You are viewing your 1 free article this month. Login to read more articles.
Nuzha Nuseibeh, Ellen Atlanta and Malachi McIntosh have been named as winners of the 2022 RSL Giles St Aubyn Awards, which celebrate non-fiction writing.
Established in 2017, the prize supports writers on their first commissioned works. This year’s judging panel includes Homi K Bhahba, Fiona St Aubyn and Violet Moller, and were announced in a series videos produced for the Royal Society of Literature by illustrator and animator PeiHsin Cho.

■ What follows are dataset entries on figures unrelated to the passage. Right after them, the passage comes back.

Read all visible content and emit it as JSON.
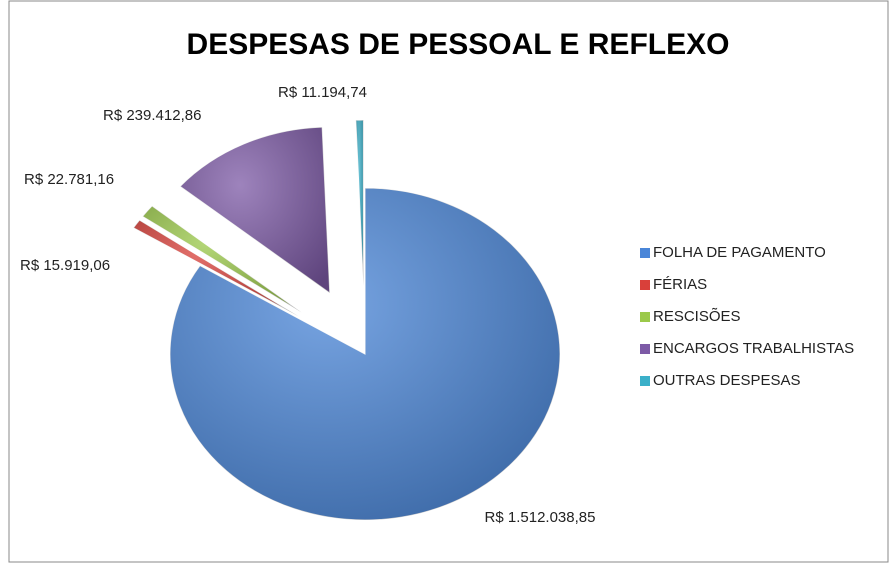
{
  "chart_data": {
    "type": "pie",
    "title": "DESPESAS DE PESSOAL E REFLEXO",
    "categories": [
      "FOLHA DE PAGAMENTO",
      "FÉRIAS",
      "RESCISÕES",
      "ENCARGOS TRABALHISTAS",
      "OUTRAS DESPESAS"
    ],
    "values": [
      1512038.85,
      15919.06,
      22781.16,
      239412.86,
      11194.74
    ],
    "value_labels": [
      "R$ 1.512.038,85",
      "R$ 15.919,06",
      "R$ 22.781,16",
      "R$ 239.412,86",
      "R$ 11.194,74"
    ],
    "colors": [
      "#4a86d8",
      "#d9403a",
      "#9bc94a",
      "#7d5aa6",
      "#3bb0c9"
    ],
    "legend": "right"
  }
}
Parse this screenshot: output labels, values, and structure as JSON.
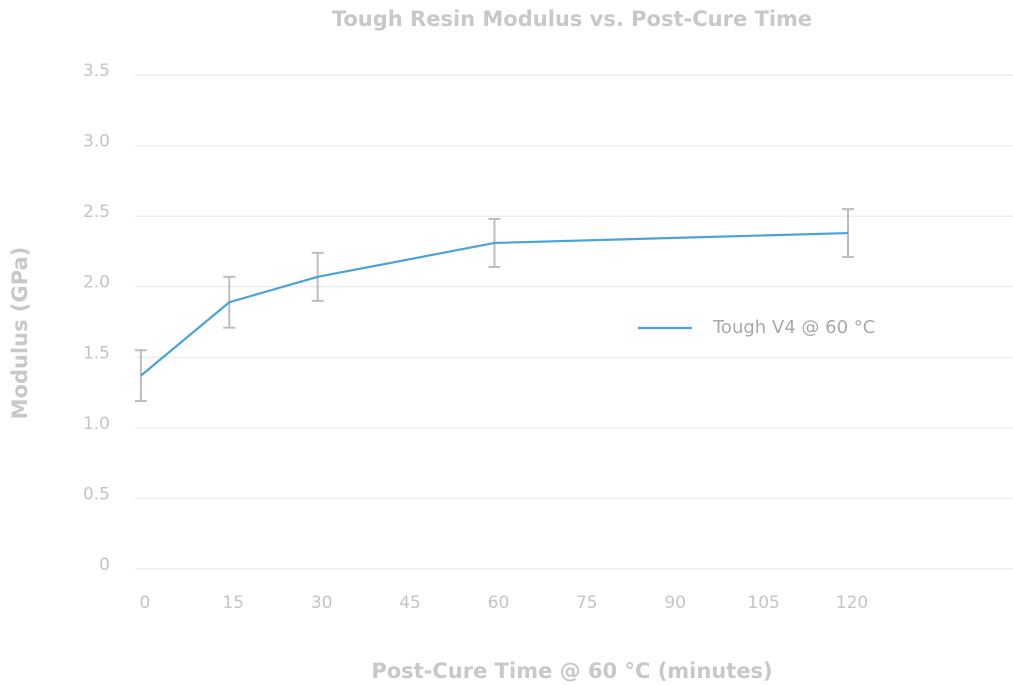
{
  "chart_data": {
    "type": "line",
    "title": "Tough Resin Modulus vs. Post-Cure Time",
    "x_label": "Post-Cure Time @ 60 °C (minutes)",
    "y_label": "Modulus (GPa)",
    "x": [
      0,
      15,
      30,
      60,
      120
    ],
    "series": [
      {
        "name": "Tough V4 @ 60 °C",
        "color": "#4aa3d6",
        "values": [
          1.37,
          1.89,
          2.07,
          2.31,
          2.38
        ],
        "errors": [
          0.18,
          0.18,
          0.17,
          0.17,
          0.17
        ]
      }
    ],
    "xlim": [
      -1,
      148
    ],
    "xticks": [
      0,
      15,
      30,
      45,
      60,
      75,
      90,
      105,
      120
    ],
    "ylim": [
      0,
      3.5
    ],
    "yticks": [
      0,
      0.5,
      {
        "value": 1,
        "label": "1.0"
      },
      1.5,
      {
        "value": 2,
        "label": "2.0"
      },
      2.5,
      {
        "value": 3,
        "label": "3.0"
      },
      3.5
    ],
    "grid": true,
    "legend": "right"
  }
}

Nuseibeh won £10,000 for Namesake (Canongate, 2023), a "lively and learned" examination of her namesake, connecting modern ideas of Islam with myth-making, identity, religion and nationhood, feminism and race, early Muslim history and contemporary Britain.
Nuseibeh is a British-Palestinian doctoral student at Oxford University, born and raised in East Jerusalem. She has previously written for the Atlantic, and been shortlisted for the Commonwealth Short Story Prize.
"I am immensely honoured and so very grateful to have been awarded the RSL Giles St Aubyn Award - and, to be quite honest, completely stunned," she said. "Writing a first book is a daunting and overwhelming process, and so it means the world to me to be recognised in this way, especially by such a prestigious institution."
Meanwhile, Atlanta was awarded £5,000 for Pixel Flesh: Modern Beauty Culture and The Women It Harms (Headline, 2023).
Pixel Flesh explores women’s relationship to beauty and digital feminism through conversation and intimate observation, and represents a refusal to brush the issues facing young women under the carpet.
Judge St Aubyn said of the book: "This is an important book, written at a time when the beauty industry has an exponential influence on the internet through celebrity endorsements and apps such as Instagram. With a unique insight that is both personal and professional, Atlanta shows how the industry controls and shapes the way women see themselves today."
McIntosh, associate professor of World Literatures in English at the University of Oxford, received £2,500 for Revolutionary Consciousness: Black Britain, Black Power, and the Caribbean Artists Movement (Faber, 2025).
On receiving the award, he said: "I’m increasingly excited about the scope and potential of this project, and it’s truly a delight to see that excitement reflected in others and take the form of institutional support. I hugely admire the work and fellows of the RSL and to have A Revolutionary Consciousness endorsed by the organisation in this way is both a spur to put my all in it and a concrete means to widen the book’s scope. I’m extremely thankful."